# Is my canon camera a counterfeit. help!



## skatephoto (Nov 20, 2003)

i am probably just being paranoid but i wanted to asked someone if my canon eos 7E camera is one of those conterfiet canon cameras going around.  I justed  recieved my camera from a person on ebay.  The camera is in perfect condition but when i was reading over the manual i found that the camera didnt have the date and time screen on the back of the camera along with the two mode buttons.  I tried to find out on the internet but all the 7E i found had the screen and the mode buttons.  Maybe its just a different model but when i read that article on all the fake canon products going around i got real scared. if you have any idea please let me no so i can sleep at night. thanks


----------



## simnine (Nov 20, 2003)

Often, companies will make guides that cover several different models. Some of the features may not apply to your model.

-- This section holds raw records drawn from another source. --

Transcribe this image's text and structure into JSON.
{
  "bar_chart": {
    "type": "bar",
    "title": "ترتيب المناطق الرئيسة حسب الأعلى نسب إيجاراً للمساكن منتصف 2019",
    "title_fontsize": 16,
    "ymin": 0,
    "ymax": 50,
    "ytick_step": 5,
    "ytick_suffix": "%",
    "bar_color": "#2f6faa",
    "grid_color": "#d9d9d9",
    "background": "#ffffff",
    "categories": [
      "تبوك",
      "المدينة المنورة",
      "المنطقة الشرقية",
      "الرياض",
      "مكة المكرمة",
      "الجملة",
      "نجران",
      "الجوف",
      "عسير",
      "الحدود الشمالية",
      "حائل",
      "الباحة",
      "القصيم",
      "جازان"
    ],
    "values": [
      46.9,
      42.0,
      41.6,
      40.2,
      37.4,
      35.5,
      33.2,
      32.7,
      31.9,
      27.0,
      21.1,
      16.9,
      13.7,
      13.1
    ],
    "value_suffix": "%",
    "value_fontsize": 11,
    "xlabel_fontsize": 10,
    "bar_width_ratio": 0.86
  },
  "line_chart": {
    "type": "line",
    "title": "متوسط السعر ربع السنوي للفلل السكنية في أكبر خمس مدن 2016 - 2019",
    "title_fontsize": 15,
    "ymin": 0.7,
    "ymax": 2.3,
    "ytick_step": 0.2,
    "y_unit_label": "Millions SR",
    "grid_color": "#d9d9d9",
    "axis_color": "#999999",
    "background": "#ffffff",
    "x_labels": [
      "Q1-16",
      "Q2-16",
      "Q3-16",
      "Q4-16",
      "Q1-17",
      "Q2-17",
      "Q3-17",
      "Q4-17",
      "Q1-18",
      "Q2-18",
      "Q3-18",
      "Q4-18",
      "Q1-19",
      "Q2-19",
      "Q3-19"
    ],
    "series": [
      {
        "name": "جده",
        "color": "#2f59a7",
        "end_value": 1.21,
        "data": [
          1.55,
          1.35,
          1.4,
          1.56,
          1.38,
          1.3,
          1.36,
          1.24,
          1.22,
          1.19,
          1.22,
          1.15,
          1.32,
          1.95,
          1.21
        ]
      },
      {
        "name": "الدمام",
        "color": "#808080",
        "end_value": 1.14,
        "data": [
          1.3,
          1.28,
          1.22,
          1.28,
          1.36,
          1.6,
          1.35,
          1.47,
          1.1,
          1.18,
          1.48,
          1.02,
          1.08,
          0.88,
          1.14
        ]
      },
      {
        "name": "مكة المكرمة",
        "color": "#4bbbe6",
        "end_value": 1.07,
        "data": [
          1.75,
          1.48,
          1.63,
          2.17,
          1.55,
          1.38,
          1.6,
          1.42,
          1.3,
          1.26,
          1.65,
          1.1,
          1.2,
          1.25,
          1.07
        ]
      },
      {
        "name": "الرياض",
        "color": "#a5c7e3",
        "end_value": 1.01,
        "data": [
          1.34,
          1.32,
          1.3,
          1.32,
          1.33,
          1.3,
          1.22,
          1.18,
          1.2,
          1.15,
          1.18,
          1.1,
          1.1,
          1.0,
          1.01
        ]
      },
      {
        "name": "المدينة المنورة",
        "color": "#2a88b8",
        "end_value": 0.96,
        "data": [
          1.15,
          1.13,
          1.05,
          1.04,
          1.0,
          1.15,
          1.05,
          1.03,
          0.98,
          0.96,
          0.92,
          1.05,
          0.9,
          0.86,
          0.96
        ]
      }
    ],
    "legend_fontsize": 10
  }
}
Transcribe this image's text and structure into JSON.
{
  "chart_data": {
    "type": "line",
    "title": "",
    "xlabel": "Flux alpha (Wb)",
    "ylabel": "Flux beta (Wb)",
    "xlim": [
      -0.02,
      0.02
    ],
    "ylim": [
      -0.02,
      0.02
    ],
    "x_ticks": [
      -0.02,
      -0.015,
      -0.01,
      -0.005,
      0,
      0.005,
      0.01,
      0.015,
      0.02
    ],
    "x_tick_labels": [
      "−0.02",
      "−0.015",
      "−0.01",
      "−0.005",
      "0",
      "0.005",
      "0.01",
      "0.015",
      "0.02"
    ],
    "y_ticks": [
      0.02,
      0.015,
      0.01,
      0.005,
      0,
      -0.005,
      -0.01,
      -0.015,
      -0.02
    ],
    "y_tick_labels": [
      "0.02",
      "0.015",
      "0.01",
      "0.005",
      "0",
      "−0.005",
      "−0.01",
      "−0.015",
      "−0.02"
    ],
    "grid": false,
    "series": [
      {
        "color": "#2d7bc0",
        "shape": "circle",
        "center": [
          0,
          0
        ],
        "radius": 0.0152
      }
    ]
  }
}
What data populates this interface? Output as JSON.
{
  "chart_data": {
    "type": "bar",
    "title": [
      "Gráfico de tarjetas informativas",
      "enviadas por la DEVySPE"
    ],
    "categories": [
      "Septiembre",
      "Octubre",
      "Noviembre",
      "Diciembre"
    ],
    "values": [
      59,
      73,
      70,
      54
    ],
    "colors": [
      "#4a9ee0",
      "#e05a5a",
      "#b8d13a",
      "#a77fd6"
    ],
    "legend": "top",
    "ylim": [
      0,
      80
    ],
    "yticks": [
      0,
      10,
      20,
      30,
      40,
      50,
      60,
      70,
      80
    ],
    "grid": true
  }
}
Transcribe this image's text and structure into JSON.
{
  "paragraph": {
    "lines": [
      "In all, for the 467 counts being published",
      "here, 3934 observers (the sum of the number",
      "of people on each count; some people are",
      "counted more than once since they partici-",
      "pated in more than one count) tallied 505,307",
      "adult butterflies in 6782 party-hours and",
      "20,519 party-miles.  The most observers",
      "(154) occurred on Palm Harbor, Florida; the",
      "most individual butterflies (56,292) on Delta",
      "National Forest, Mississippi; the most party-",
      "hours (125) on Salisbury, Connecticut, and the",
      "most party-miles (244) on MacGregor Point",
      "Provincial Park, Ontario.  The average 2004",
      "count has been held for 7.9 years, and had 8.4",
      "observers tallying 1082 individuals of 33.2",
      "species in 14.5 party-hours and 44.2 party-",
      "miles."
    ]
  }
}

I wouldn't freak out too much.

What I have come across alot on the internet is people trying to sell the grey market version of the camera. What this means is the camera is produced for distribution in another country. They do not carry a warranty in the USA. If they have text menus, they may be in a language you do not understand. If your camera is digital, it may support PAL video format instead of the NTSC format used in the states (this is only applicable if yu are plugging the camera into your TV to display images).

It is still the same camera basically.


----------



## oriecat (Nov 20, 2003)

Does it have a serial#?  If so, just call and ask em.


----------



## steve817 (Nov 29, 2003)

I have an Elan 7E also. The instruction manual also covers a model called the Elan 7QD you probably don't have. QD stands for quartz date.
Not a feature I would want myself.

Steve


----------